In 1958, pregnancy and motherhood looked drastically different than modern maternal culture. Fifty years ago, moms withstood lots of social pressure to be all the things and do all the things for everyone in the family. They were expected to remain at home with the children, volunteering as a mom as their children grew into their Pre-K years. Single motherhood wasn't spoken of in polite company, even though it definitely happened. To their benefit, 1950's moms paid significantly less for childcare as friendly neighborhood babysitting was commonplace. Without paying their friends, a mom could drop off their children while they ran an errand. Conversely, beauty and physical image standards were much higher and uniform. Even more upsetting, household chores took up much of a woman's time.

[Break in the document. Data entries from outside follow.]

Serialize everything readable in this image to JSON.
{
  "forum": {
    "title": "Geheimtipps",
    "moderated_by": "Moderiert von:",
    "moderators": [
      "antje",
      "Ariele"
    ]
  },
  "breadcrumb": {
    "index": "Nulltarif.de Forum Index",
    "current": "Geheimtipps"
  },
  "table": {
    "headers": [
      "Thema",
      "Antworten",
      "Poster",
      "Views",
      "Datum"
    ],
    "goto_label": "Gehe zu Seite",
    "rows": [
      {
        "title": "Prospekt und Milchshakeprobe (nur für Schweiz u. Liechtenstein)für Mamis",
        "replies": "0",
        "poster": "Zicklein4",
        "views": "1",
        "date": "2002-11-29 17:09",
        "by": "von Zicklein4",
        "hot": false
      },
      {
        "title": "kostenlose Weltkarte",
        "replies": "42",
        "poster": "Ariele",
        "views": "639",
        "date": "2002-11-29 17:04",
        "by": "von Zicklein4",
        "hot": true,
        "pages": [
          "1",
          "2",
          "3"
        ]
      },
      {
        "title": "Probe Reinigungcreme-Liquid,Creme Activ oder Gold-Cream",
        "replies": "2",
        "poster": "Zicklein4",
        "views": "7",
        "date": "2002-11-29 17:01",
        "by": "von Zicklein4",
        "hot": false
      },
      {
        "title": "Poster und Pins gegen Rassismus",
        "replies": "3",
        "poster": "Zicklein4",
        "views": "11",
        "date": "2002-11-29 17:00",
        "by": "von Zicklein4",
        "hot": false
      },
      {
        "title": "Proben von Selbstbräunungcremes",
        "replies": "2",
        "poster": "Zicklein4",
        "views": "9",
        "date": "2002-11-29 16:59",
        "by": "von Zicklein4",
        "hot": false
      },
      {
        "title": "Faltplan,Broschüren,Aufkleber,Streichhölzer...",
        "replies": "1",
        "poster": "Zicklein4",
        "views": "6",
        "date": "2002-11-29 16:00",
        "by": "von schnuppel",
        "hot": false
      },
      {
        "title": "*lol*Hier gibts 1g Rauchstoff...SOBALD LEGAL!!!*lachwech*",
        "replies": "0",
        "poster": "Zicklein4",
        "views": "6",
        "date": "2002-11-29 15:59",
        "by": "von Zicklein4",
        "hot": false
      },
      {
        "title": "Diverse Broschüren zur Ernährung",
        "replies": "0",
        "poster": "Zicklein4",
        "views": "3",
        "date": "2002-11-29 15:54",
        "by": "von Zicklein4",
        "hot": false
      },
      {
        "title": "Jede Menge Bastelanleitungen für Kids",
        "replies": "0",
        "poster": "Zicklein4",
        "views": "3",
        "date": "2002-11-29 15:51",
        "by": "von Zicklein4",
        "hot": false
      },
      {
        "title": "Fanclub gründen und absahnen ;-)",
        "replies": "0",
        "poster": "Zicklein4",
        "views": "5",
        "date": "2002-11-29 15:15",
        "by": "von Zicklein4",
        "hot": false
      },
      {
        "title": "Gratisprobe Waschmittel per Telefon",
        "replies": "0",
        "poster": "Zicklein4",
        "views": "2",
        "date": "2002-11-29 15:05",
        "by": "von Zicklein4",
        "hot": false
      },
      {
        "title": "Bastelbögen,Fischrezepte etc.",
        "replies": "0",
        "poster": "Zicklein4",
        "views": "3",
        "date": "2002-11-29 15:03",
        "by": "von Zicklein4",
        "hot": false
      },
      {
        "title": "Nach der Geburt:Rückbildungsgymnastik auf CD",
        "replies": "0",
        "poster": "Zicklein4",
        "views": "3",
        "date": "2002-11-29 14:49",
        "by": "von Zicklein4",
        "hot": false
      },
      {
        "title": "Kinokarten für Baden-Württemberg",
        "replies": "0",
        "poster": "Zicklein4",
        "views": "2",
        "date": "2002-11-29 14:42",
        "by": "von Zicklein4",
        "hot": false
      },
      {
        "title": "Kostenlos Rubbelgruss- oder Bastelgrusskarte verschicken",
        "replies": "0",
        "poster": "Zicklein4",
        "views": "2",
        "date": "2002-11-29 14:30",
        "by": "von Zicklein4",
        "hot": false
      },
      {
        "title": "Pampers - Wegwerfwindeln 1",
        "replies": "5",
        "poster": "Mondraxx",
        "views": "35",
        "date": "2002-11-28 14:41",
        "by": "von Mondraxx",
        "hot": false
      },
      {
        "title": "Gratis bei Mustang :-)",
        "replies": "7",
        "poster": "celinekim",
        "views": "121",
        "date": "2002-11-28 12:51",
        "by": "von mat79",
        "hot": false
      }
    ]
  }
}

What It's Like To Be A Modern Mother

Sometimes being a modern mom is so much more carefree than fifty years ago. Via Elizabeth Snyder Photography

Fifty years later, motherhood has evolved to meet the needs of the changing times. Still, most moms will admit they've felt the same pressure to be everything to everyone. Nearly every woman today will enter the formal workforce at some point in her life. Many mothers find the hard work of building a career while raising young children immensely rewarding! Others find school systems more rigid in terms of rules and rituals. Of course, moms have a lot of pressure not to be “that mom” who accidentally sends her kid to school with peanut butter or without jammies on their theme day, to take their turn being a class chaperone. While also juggling work. How do we do it? I don't know how, but it's magical.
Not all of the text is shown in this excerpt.